4.3     Verhoging thuiswerkvergoeding en andere normbedragen


Voor de extra kosten die verbonden zijn aan thuiswerken, kunt u – onder voorwaarden – een onbelaste vergoeding geven aan uw werknemer. Deze onbelaste vergoeding bedraagt in 2025 € 2,40 per dag (in 2024 nog € 2,35 per dag).

 

Ook het normbedrag voor de waarde van maaltijden in bedrijfskantines (of soortgelijke ruimtes) of tijdens personeelsfeesten op de bedrijfslocatie stijgt in 2025. Bedroeg dit normbedrag in 2024 nog € 3,90 per maaltijd, in 2025 bedraagt dit € 3,95 per maaltijd.

 

Tip!
Het normbedrag verminderd met een eventuele bijdrage van uw werknemer is loon voor uw werknemer.
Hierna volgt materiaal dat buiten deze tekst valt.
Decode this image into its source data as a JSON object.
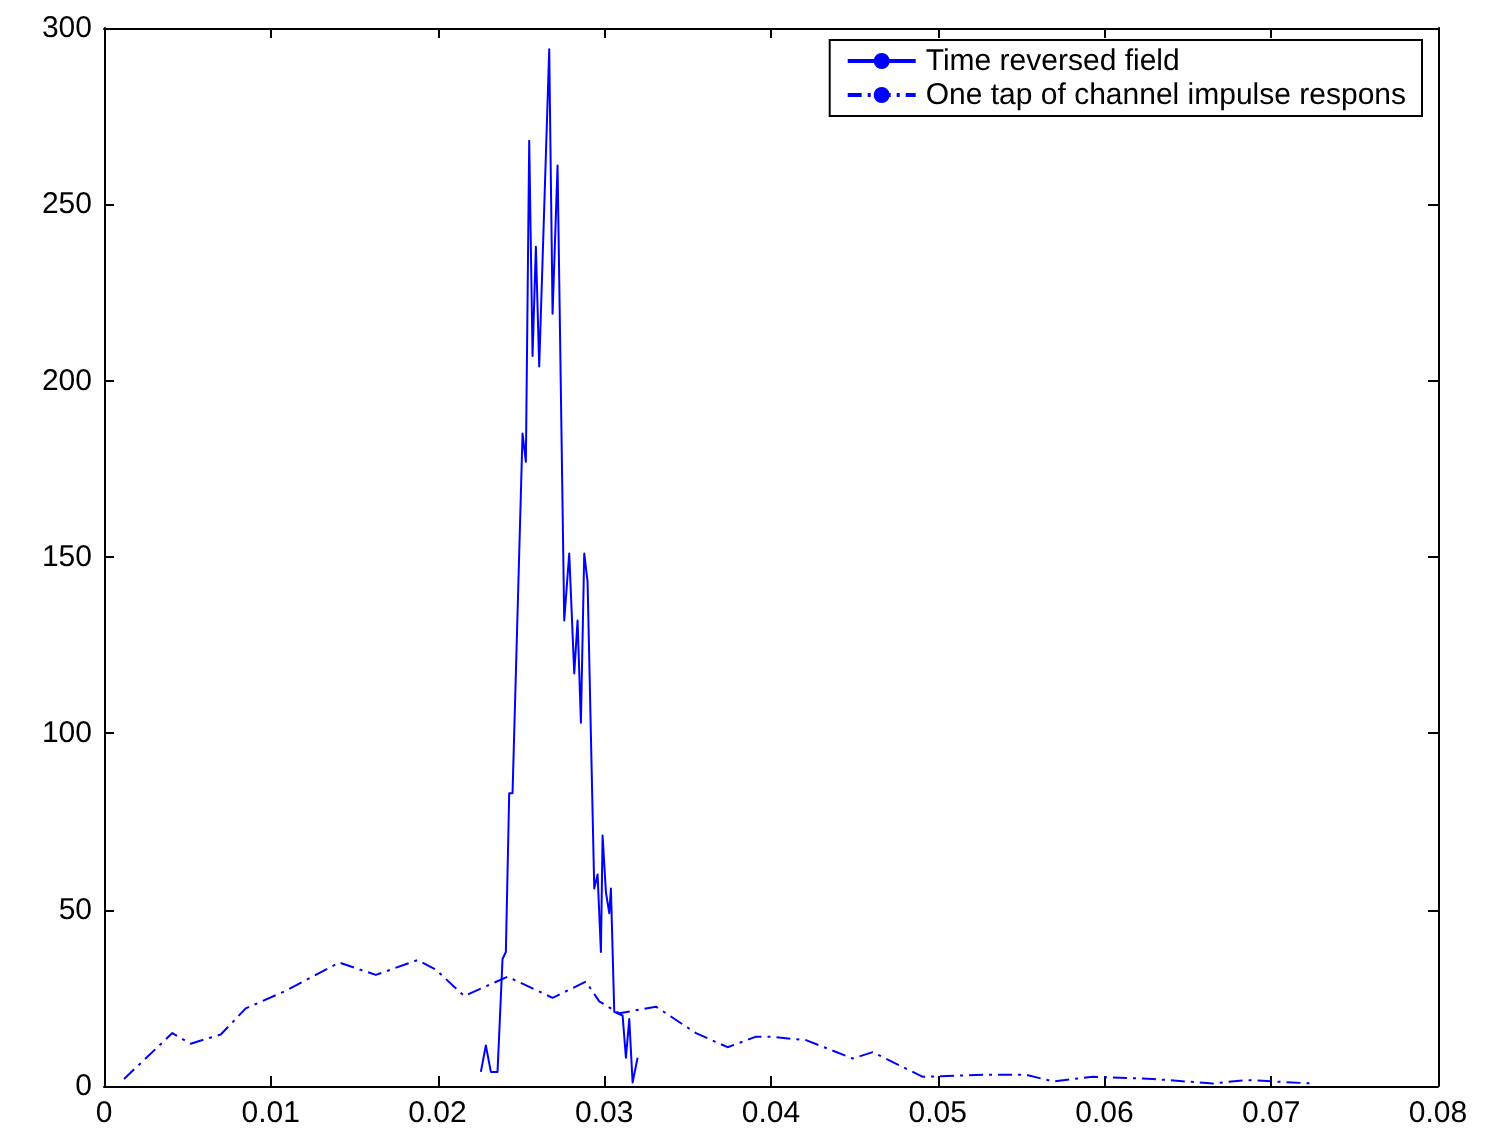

U kunt er echter ook voor kiezen om dit loon aan te wijzen als eindheffingsloon in de vrije ruimte.

 

Let op:
De Hoge Raad oordeelde in mei 2024 dat aan werknemers verstrekte gezonden maaltijden die onderdeel zijn van het arboplan van de werkgever, in de jaren tot en met 2021 gericht vrijgesteld zijn. Het normbedrag van maaltijden hoeft dan in die jaren niet toegepast te worden. Helaas is de gerichte vrijstelling die hiervoor geldt met ingang van 2022 aangescherpt. Hierdoor zijn voorzieningen die evident gericht zijn op de bevordering van de algemene gezondheid van werknemers niet gericht vrijgesteld. Daarmee is het vanaf 2022 niet meer mogelijk om voor dergelijke verstrekte gezonde maaltijden de gerichte vrijstelling toe te passen. Overigens kan een voorziening die met name gericht is op de bevordering van de algemene gezondheid van de werknemer in een individueel geval toch als een verplichte arbovoorziening kwalificeren en daarom gericht vrijgesteld zijn. De werkgever moet daarvoor onder meer vaststellen dat de werknemer een gezondheidsrisico loopt vanwege zijn arbeid.

 

Voor huisvesting op de werkplek kan – onder voorwaarden – een nihilwaardering gelden. Als deze nihilwaardering geldt, dan geldt ook voor de verstrekking van energie, water en bewassing een nihilwaardering. Voorwaarden voor de nihilwaardering zijn:

 

- De werknemer woont niet op de werkplek en heeft zijn woonplek elders.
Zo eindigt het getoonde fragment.